Another thing we can do is to practice our faith as fully as we know how. There are lots of different religions represented in this room and I know that if you have a good, healthy spiritual life, you can find comfort in your practice. I don’t mean going to a church or synagogue where people will be small minded and cliché, I mean to be with people that will uplift and comfort and practice the rituals, prayers and traditions that will help heal our souls when the holidays open up those still spaces that we seem to dread so much. In doing these two things we can be ready to do the most important piece of living with the sorrow. We can be prepared to never forget the love and the warmth of the one who has left us.

Allowing our grief to flow as it should and learning to be with it when it does permits the sharpness and the pain of the loss to heal. Practicing our faith fully gives us hope and comfort beyond what we can immediately feel and holding our missing loved ones in our hearts gives us the memories we need to carry on with our lives, as we believe they would have us do.

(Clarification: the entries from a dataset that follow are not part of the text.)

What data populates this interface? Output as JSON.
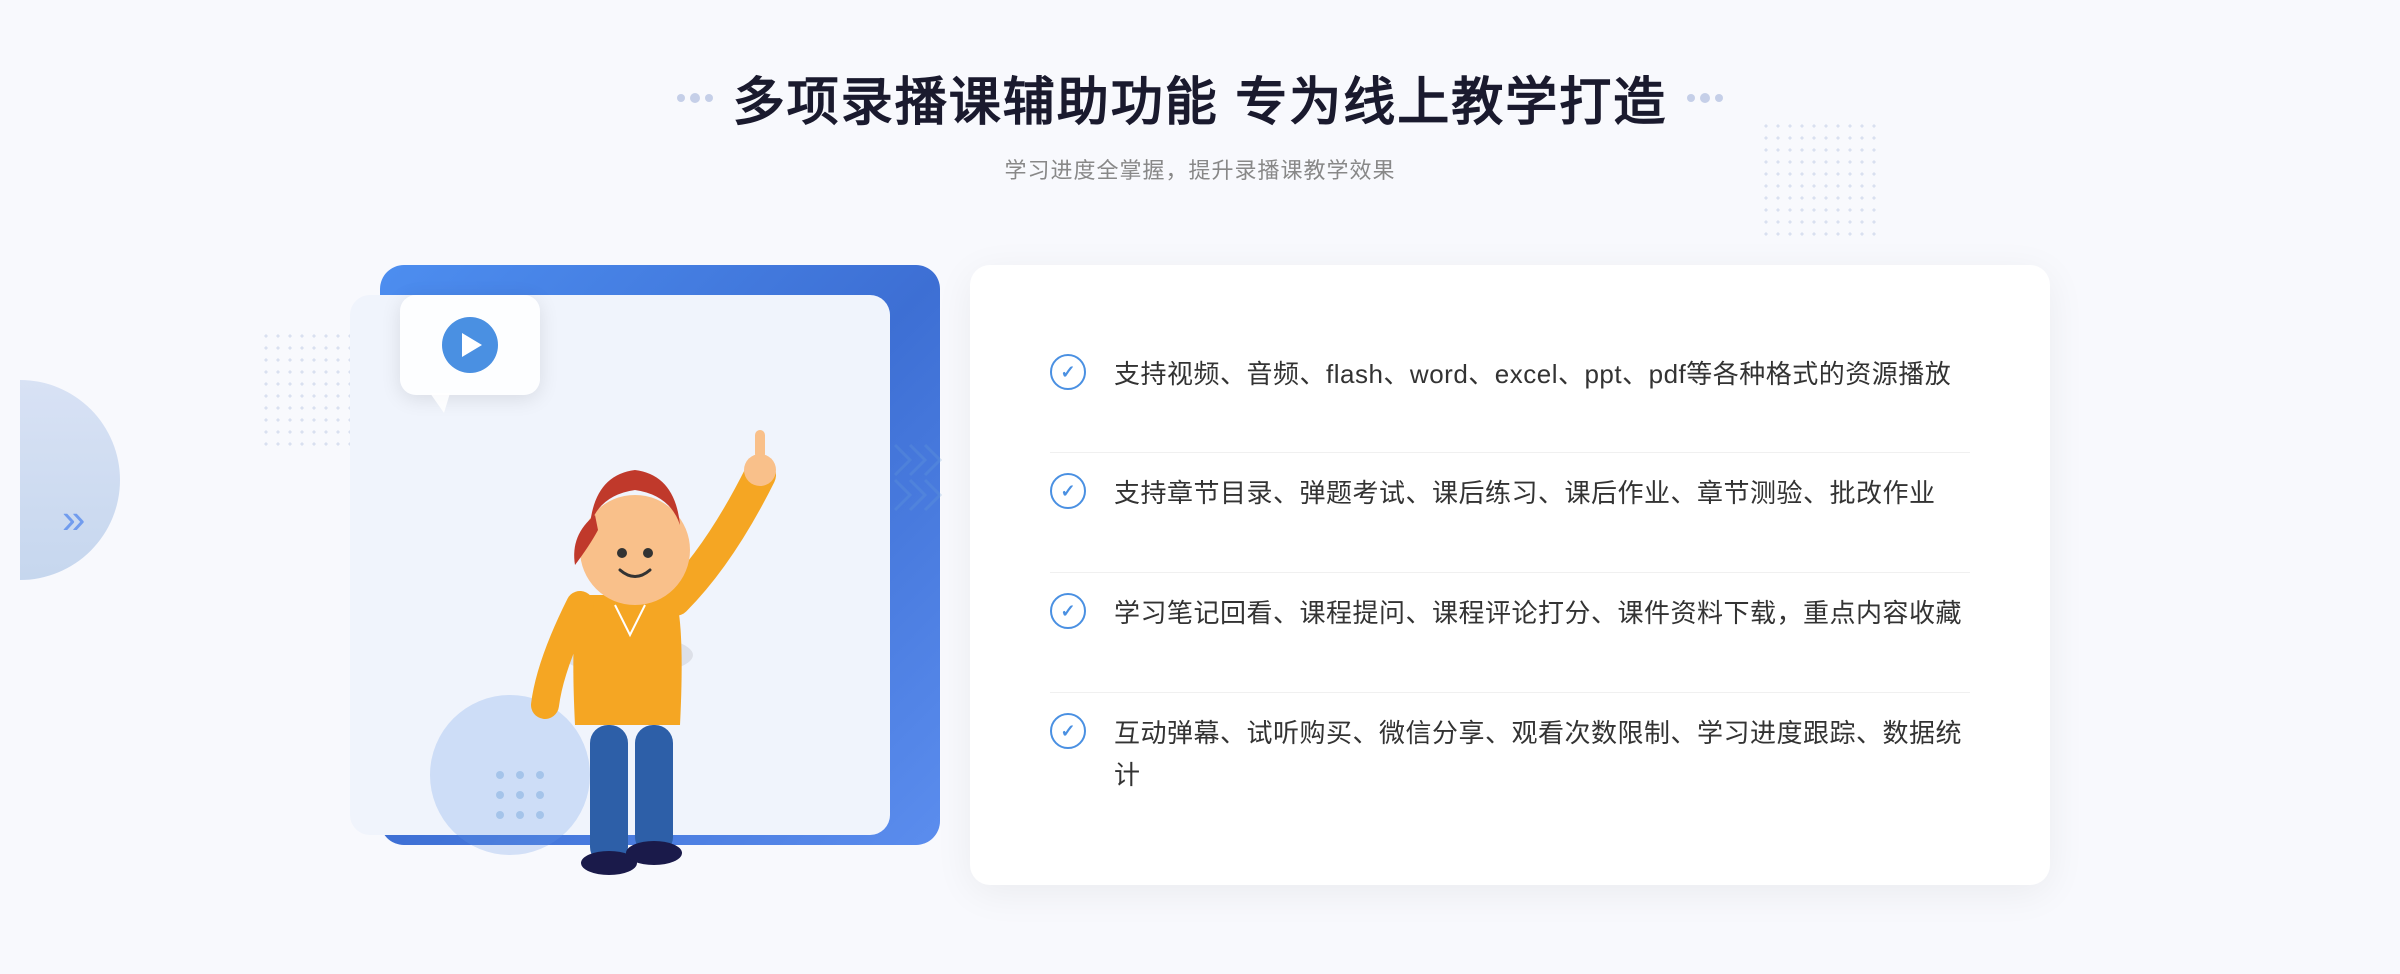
{
  "page": {
    "background": "#f8f9fd"
  },
  "header": {
    "title": "多项录播课辅助功能 专为线上教学打造",
    "subtitle": "学习进度全掌握，提升录播课教学效果"
  },
  "features": [
    {
      "id": "feature-1",
      "text": "支持视频、音频、flash、word、excel、ppt、pdf等各种格式的资源播放"
    },
    {
      "id": "feature-2",
      "text": "支持章节目录、弹题考试、课后练习、课后作业、章节测验、批改作业"
    },
    {
      "id": "feature-3",
      "text": "学习笔记回看、课程提问、课程评论打分、课件资料下载，重点内容收藏"
    },
    {
      "id": "feature-4",
      "text": "互动弹幕、试听购买、微信分享、观看次数限制、学习进度跟踪、数据统计"
    }
  ],
  "decorative": {
    "chevron": "»",
    "dot_grid_label": "dot-grid-decoration"
  }
}
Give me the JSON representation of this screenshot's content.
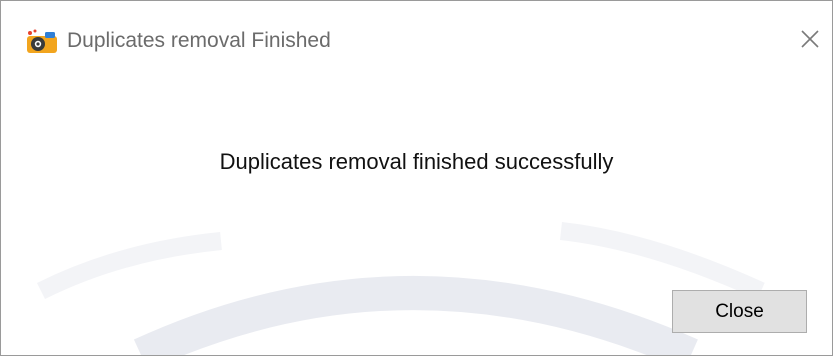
{
  "window": {
    "title": "Duplicates removal Finished",
    "app_icon": "camera-app-icon",
    "close_icon": "close-icon"
  },
  "content": {
    "message": "Duplicates removal finished successfully"
  },
  "buttons": {
    "close_label": "Close"
  },
  "colors": {
    "title_text": "#6b6b6b",
    "button_face": "#e1e1e1",
    "button_border": "#adadad",
    "watermark": "#eceef3"
  }
}
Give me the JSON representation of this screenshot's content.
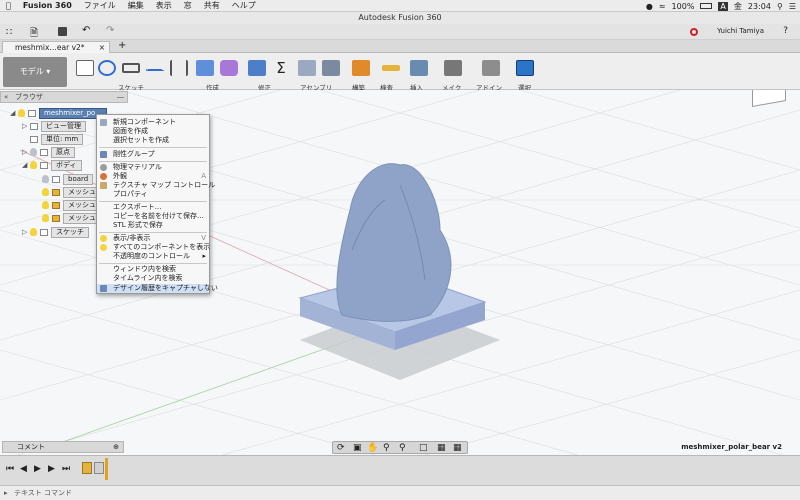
{
  "menubar": {
    "app": "Fusion 360",
    "items": [
      "ファイル",
      "編集",
      "表示",
      "窓",
      "共有",
      "ヘルプ"
    ],
    "battery": "100%",
    "day": "金",
    "time": "23:04",
    "input_indicator": "A"
  },
  "window": {
    "title": "Autodesk Fusion 360"
  },
  "toolbar": {
    "user": "Yuichi Tamiya"
  },
  "tabs": [
    {
      "label": "meshmix…ear v2*"
    }
  ],
  "ribbon": {
    "workspace": "モデル",
    "groups": [
      "スケッチ",
      "作成",
      "修正",
      "アセンブリ",
      "構築",
      "検査",
      "挿入",
      "メイク",
      "アドイン",
      "選択"
    ]
  },
  "browser": {
    "title": "ブラウザ",
    "root": "meshmixer_po…",
    "nodes": [
      "ビュー管理",
      "単位: mm",
      "原点",
      "ボディ",
      "board",
      "メッシュ",
      "メッシュ",
      "メッシュ",
      "スケッチ"
    ]
  },
  "context_menu": {
    "items": [
      "新規コンポーネント",
      "図面を作成",
      "選択セットを作成",
      "剛性グループ",
      "物理マテリアル",
      "外観",
      "テクスチャ マップ コントロール",
      "プロパティ",
      "エクスポート...",
      "コピーを名前を付けて保存...",
      "STL 形式で保存",
      "表示/非表示",
      "すべてのコンポーネントを表示",
      "不透明度のコントロール",
      "ウィンドウ内を検索",
      "タイムライン内を検索",
      "デザイン履歴をキャプチャしない"
    ],
    "shortcut_a": "A",
    "shortcut_v": "V"
  },
  "comment": {
    "label": "コメント"
  },
  "document_name": "meshmixer_polar_bear v2",
  "text_command": "テキスト コマンド",
  "colors": {
    "selection": "#0696d7",
    "mesh": "#8ea3c7",
    "base": "#b9c7e6",
    "grid": "#d5d8dc"
  }
}
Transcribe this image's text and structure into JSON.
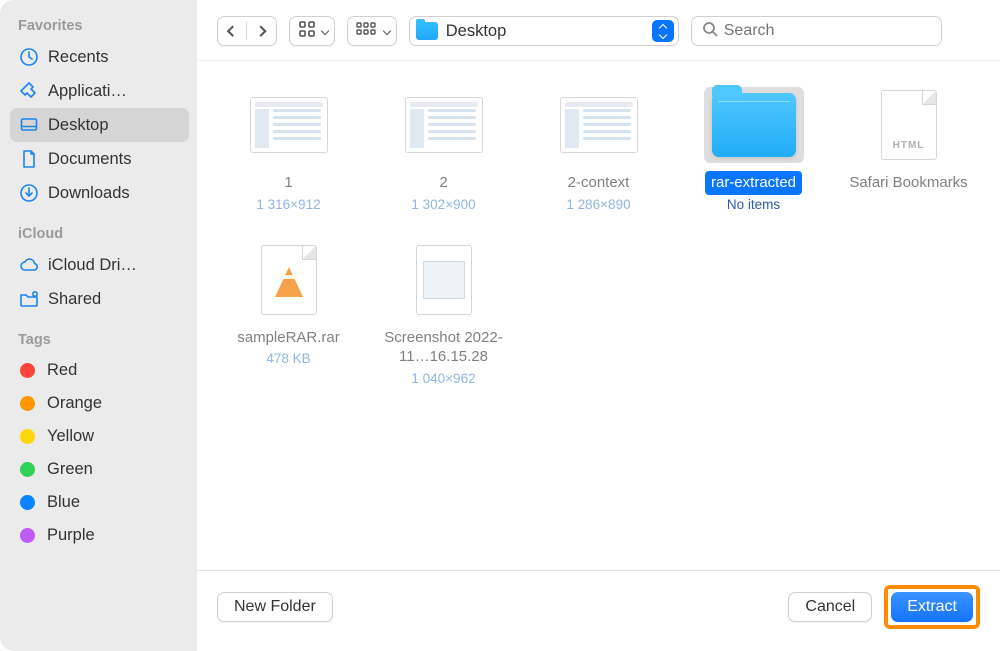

My dad was a high school graduate who was replaced in his job by two college-trained engineers. He was a stalwart Christian and he had a capacity for cruelty. I’ll never forget his untrained intellect and how dedicated he was to his profession; it helps me commit to my calling. I’ll never forget his devotion to his faith; it helps me keep my faith. I’ll never forget his cruel teasing because even that helps me remember to be caring and compassionate with those who are weaker than I.

Do you let the grief flow freely as it should? Do you find ways to practice your faith? Do you remember those that you’ve lost and the gifts they gave you to help you go on? And while the ache of the loss still pulls the strings of your heart tight in this holiday season, are you able to find way to play beautiful music on them to comfort yourself and others?